Federal prosecutors won't seek criminal charges against two Central Texas sheriff deputies involved in a stun gun shooting that left a 17-year-old student with a severe brain injury.

An official with the U.S. Department of Justice's Civil Rights Division sent a letter to the mother of Noe Nino de Rivera to inform her of the decision, the American-Statesman and KVUE-TV reported Monday.

A Bastrop County grand jury in May also didn't indict deputies Randy McMillan and Timothy Stalcup, who went to Cedar Creek High School last November to break up a fight. Authorities claim Nino de Rivera was a bystander who refused to disperse after the fight ended and was belligerent.
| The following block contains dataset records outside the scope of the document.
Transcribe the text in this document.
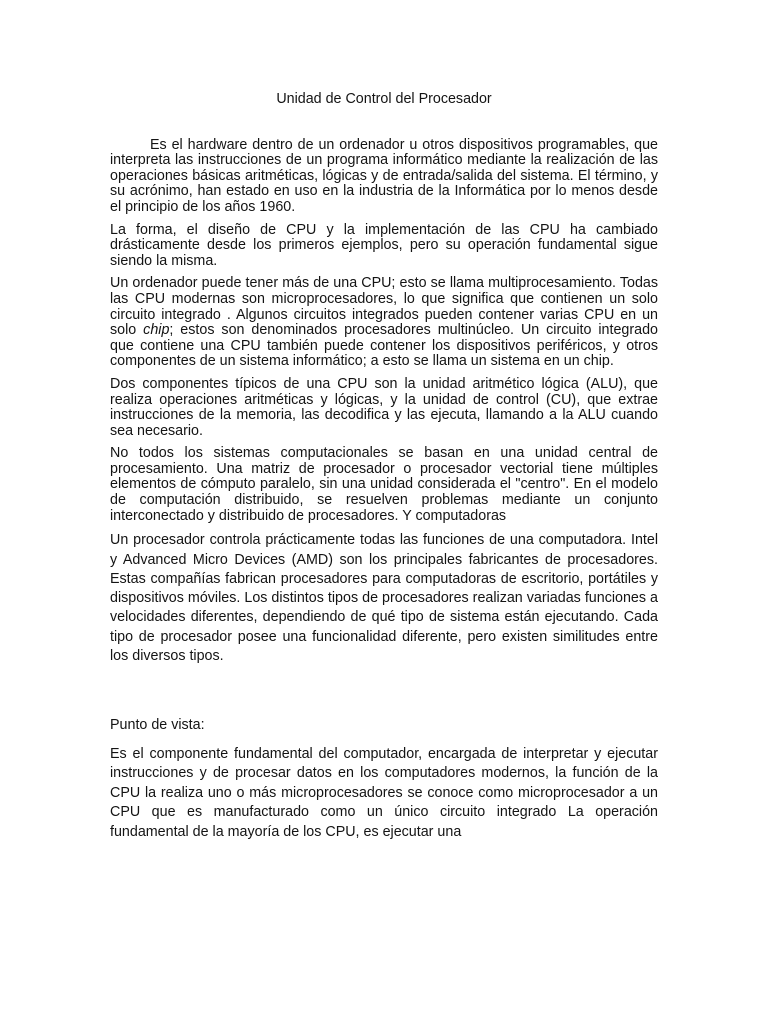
Unidad de Control del Procesador

Es el hardware dentro de un ordenador u otros dispositivos programables, que interpreta las instrucciones de un programa informático mediante la realización de las operaciones básicas aritméticas, lógicas y de entrada/salida del sistema. El término, y su acrónimo, han estado en uso en la industria de la Informática por lo menos desde el principio de los años 1960.

La forma, el diseño de CPU y la implementación de las CPU ha cambiado drásticamente desde los primeros ejemplos, pero su operación fundamental sigue siendo la misma.

Un ordenador puede tener más de una CPU; esto se llama multiprocesamiento. Todas las CPU modernas son microprocesadores, lo que significa que contienen un solo circuito integrado . Algunos circuitos integrados pueden contener varias CPU en un solo chip; estos son denominados procesadores multinúcleo. Un circuito integrado que contiene una CPU también puede contener los dispositivos periféricos, y otros componentes de un sistema informático; a esto se llama un sistema en un chip.

Dos componentes típicos de una CPU son la unidad aritmético lógica (ALU), que realiza operaciones aritméticas y lógicas, y la unidad de control (CU), que extrae instrucciones de la memoria, las decodifica y las ejecuta, llamando a la ALU cuando sea necesario.

No todos los sistemas computacionales se basan en una unidad central de procesamiento. Una matriz de procesador o procesador vectorial tiene múltiples elementos de cómputo paralelo, sin una unidad considerada el "centro". En el modelo de computación distribuido, se resuelven problemas mediante un conjunto interconectado y distribuido de procesadores. Y computadoras

Un procesador controla prácticamente todas las funciones de una computadora. Intel y Advanced Micro Devices (AMD) son los principales fabricantes de procesadores. Estas compañías fabrican procesadores para computadoras de escritorio, portátiles y dispositivos móviles. Los distintos tipos de procesadores realizan variadas funciones a velocidades diferentes, dependiendo de qué tipo de sistema están ejecutando. Cada tipo de procesador posee una funcionalidad diferente, pero existen similitudes entre los diversos tipos.

Punto de vista:

Es el componente fundamental del computador, encargada de interpretar y ejecutar instrucciones y de procesar datos en los computadores modernos, la función de la CPU la realiza uno o más microprocesadores se conoce como microprocesador a un CPU que es manufacturado como un único circuito integrado La operación fundamental de la mayoría de los CPU, es ejecutar una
Authorities say McMillan used a stun gun on him, causing the student to fall back onto his head.

The federal case had been the last investigation into the November 2013 incident.

"After careful consideration, we have concluded that the evidence does not establish a prosecutable violation of federal criminal civil rights statutes," wrote Robert J. Moossy Jr., a chief of the criminal section for the civil rights division. "We send our sincerest condolences for the trauma experienced by your son and your family, and wish your son a full recovery."

Nino De Rivera's family attorney Adam Loewy said he's disappointed by the prosecutors' decision.

"I think it was a criminal act," he said. "I think it was a clear use of excessive force."

In August, the county settled a federal lawsuit for $775,000 with the family over medical bills. It admitted no fault as part of the settlement.

County officials and the family's attorney said Nino de Rivera's medical bills were more than $1 million. He spent several months in a rehabilitation center.